Yuri Morales

Personal information
- Full name: Yuri Morlaes
- Date of birth: September 30, 1981 (age 44)
- Place of birth: San Juan, Puerto Rico
- Height: 1.83 m (6 ft 0 in)
- Position: Striker

Youth career
- 1997–1999: Harbor High School
- 1999–2003: University of Massachusetts Amherst
- 2003–2004: Salinas Valley Samba
- 2004–05: Viborg FF / 4 / (1)
- 2005–06: Ølstykke FC / 23 / (2)
- 2006: Portland Timbers / 7 / (0)
- 2006: Puerto Rico Islanders / 0 / (0)
- 2007: California Victory / 29 / (6)
- 2010: Beach Soccer Team Zurich / 12 / (35)
- 2010: Seattle Sounders Beach Soccer / 4 / (4)
- 2023: CRUZN (Oceanside USA Cup) / 5 / (6)
- 2023: Cali Beach Soccer (2023 World Winners Cup) / 4 / (0)
- 2024: Setubal Beach Soccer (2024 Mar Menor Cup) / 6 / (5)

International career
- Years: Team / Apps / (Gls)
- 2005–2012: United States Beach Soccer / 34 / (37)

= Yuri Morales =

Puerto Rican footballer (born 1981)

Yuri Morales (born September 30, 1981) is a Puerto Rican footballer who plays for the United States national beach soccer team.

Morales played previously with the Danish professional football club Viborg FF. He also played for Ølstykke FC, Puerto Rico Islanders, Portland Timbers and California Victory.

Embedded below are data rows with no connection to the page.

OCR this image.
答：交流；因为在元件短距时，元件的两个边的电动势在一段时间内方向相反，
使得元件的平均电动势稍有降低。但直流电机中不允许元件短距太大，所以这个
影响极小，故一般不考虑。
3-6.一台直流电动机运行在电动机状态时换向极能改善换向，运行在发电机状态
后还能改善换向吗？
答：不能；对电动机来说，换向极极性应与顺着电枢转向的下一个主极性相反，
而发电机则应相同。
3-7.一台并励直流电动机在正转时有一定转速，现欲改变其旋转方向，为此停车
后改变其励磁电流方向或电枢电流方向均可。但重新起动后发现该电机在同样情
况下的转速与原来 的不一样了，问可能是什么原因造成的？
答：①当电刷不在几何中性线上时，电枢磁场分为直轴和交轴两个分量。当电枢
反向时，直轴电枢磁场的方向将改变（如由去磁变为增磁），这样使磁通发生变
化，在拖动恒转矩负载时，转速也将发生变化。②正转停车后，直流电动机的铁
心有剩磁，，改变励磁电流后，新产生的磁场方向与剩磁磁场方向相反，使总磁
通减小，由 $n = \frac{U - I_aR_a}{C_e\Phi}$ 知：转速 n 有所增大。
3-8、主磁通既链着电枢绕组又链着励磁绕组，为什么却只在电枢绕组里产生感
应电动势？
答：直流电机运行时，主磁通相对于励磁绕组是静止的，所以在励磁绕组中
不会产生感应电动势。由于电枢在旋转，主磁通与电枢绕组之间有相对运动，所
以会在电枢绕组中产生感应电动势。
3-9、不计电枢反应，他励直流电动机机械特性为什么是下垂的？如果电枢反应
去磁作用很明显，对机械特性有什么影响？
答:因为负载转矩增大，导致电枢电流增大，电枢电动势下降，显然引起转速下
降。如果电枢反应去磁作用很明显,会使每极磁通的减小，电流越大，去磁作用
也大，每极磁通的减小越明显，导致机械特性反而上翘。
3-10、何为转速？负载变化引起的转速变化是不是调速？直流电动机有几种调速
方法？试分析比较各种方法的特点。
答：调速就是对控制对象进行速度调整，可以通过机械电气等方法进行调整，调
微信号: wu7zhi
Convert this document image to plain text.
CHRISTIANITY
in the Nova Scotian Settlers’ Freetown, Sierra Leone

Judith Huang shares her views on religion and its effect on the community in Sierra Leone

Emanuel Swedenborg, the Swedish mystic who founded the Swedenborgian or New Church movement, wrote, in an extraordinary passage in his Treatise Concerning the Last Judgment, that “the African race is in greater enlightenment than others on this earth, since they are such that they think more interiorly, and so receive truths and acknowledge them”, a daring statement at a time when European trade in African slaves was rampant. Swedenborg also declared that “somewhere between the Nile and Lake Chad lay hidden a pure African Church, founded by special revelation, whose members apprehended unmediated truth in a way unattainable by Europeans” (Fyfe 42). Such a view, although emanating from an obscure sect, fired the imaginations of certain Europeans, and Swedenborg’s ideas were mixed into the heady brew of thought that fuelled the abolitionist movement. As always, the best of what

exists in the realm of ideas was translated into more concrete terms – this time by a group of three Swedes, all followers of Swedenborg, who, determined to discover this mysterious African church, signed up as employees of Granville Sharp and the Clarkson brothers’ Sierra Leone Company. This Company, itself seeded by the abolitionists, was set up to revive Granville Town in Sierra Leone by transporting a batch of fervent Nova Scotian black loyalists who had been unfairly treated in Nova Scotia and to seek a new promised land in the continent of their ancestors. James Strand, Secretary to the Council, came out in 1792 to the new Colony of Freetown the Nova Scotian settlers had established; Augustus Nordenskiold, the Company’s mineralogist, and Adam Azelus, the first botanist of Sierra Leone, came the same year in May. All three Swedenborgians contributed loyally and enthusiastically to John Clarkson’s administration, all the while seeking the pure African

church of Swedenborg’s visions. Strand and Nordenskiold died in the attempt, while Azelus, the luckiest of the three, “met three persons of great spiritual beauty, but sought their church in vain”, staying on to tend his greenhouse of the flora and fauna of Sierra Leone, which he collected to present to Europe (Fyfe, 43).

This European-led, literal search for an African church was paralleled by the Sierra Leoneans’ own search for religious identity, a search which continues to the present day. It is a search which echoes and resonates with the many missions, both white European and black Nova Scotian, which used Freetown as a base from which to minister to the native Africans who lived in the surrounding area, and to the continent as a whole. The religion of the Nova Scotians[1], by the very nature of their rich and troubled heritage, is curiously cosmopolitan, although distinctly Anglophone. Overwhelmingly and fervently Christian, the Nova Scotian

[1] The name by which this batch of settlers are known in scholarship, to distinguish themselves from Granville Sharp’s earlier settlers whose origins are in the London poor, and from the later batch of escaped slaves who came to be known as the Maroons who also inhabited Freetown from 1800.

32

During the 2010 season, Morales played with Beach Soccer Team Zurich where he was the Swiss Beach Soccer League top scorer (35 goals) and league MVP.

His family moved to Santa Cruz, California when Yuri was just eighteen months old. He is the son of Puerto Rican Raul Morales and Helen Nunberg.